|Silva, Christopher - Chris|
Submitted to: Journal of American Society for Mass Spectrometry
Publication Type: Peer reviewed journal
Publication Acceptance Date: 3/22/2007
Publication Date: 3/28/2007
Citation: Onisko, B.C., Dynin, I.A., Requena, J.R., Silva, C.J., Erickson, M.L., Carter, J.M. 2007. Mass Spectrometric Detection of Attomole Amounts of the Prion Protein by nanoLC-MS-MS. Journal of American Society for Mass Spectrometry. Volume(18); 1070-1079 Interpretive Summary: Prions are the cause of fatal brain diseases such as scrapie in sheep and bovine spongiform encephalopathy (BSE) is cows. Prions have been shown to be present in blood by experimentally transfusing blood from infected animals to uninfected animals. At present there are no reliable methods to diagnose TSEs in live animals. We developed a method to detect prions using nano-scale purification coupled to an extremely sensitive detector (mass spectrometer). This method allows us to detect material at a level at least 10,000 times lower than any currently approved diagnostic test.
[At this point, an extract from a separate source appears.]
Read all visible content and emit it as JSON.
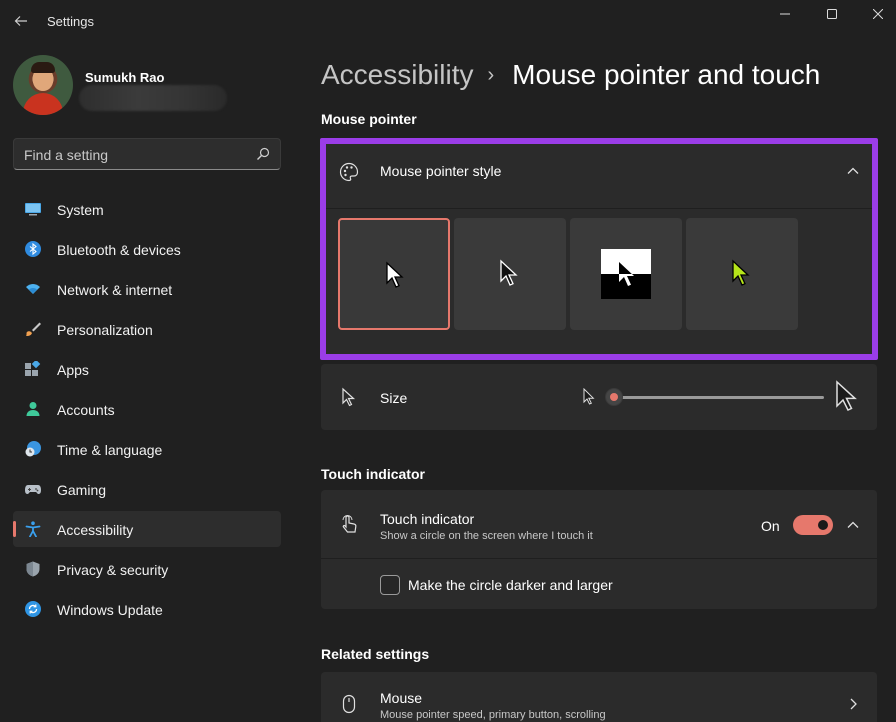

Technical Abstract: Quantitation of prions in biological samples other than brain or spinal cord is an extremely important and challenging analytical problem. Prions are the cause of several fatal neurodegenerative diseases in animal and humans known as Transmissible Spongiform Encephalopathies (TSEs). At present there are no methods to diagnose TSEs in live animals or to assure a prion-free blood supply for humans. Prions have been shown to be present in blood by transfusion experiments, but based on the amount of infectivity found in these types of experiments, the amount of misfolded prion protein in blood is estimated to be only 30-625 amol/mL. We studied quantitation of the prion protein by use of nano-scale liquid chromatography coupled to a tandem mass spectrometer using the multiple reaction monitoring mode of operation. We developed a method based on the detection of VVEQMCTTQYQK obtained by reduction, alkylation and digestion with trypsin of the prion protein. Our attempt to improve this method using derivatization of PrP peptides with phenylisothiocyanate (PITC) was not successful because of decreased ionization efficiency of the PITC-derivatized peptides. The VVEQMCTTQYQK method has an LOD of 20-30 amol, which is at least four orders of magnitude more sensitive than published antibody methods.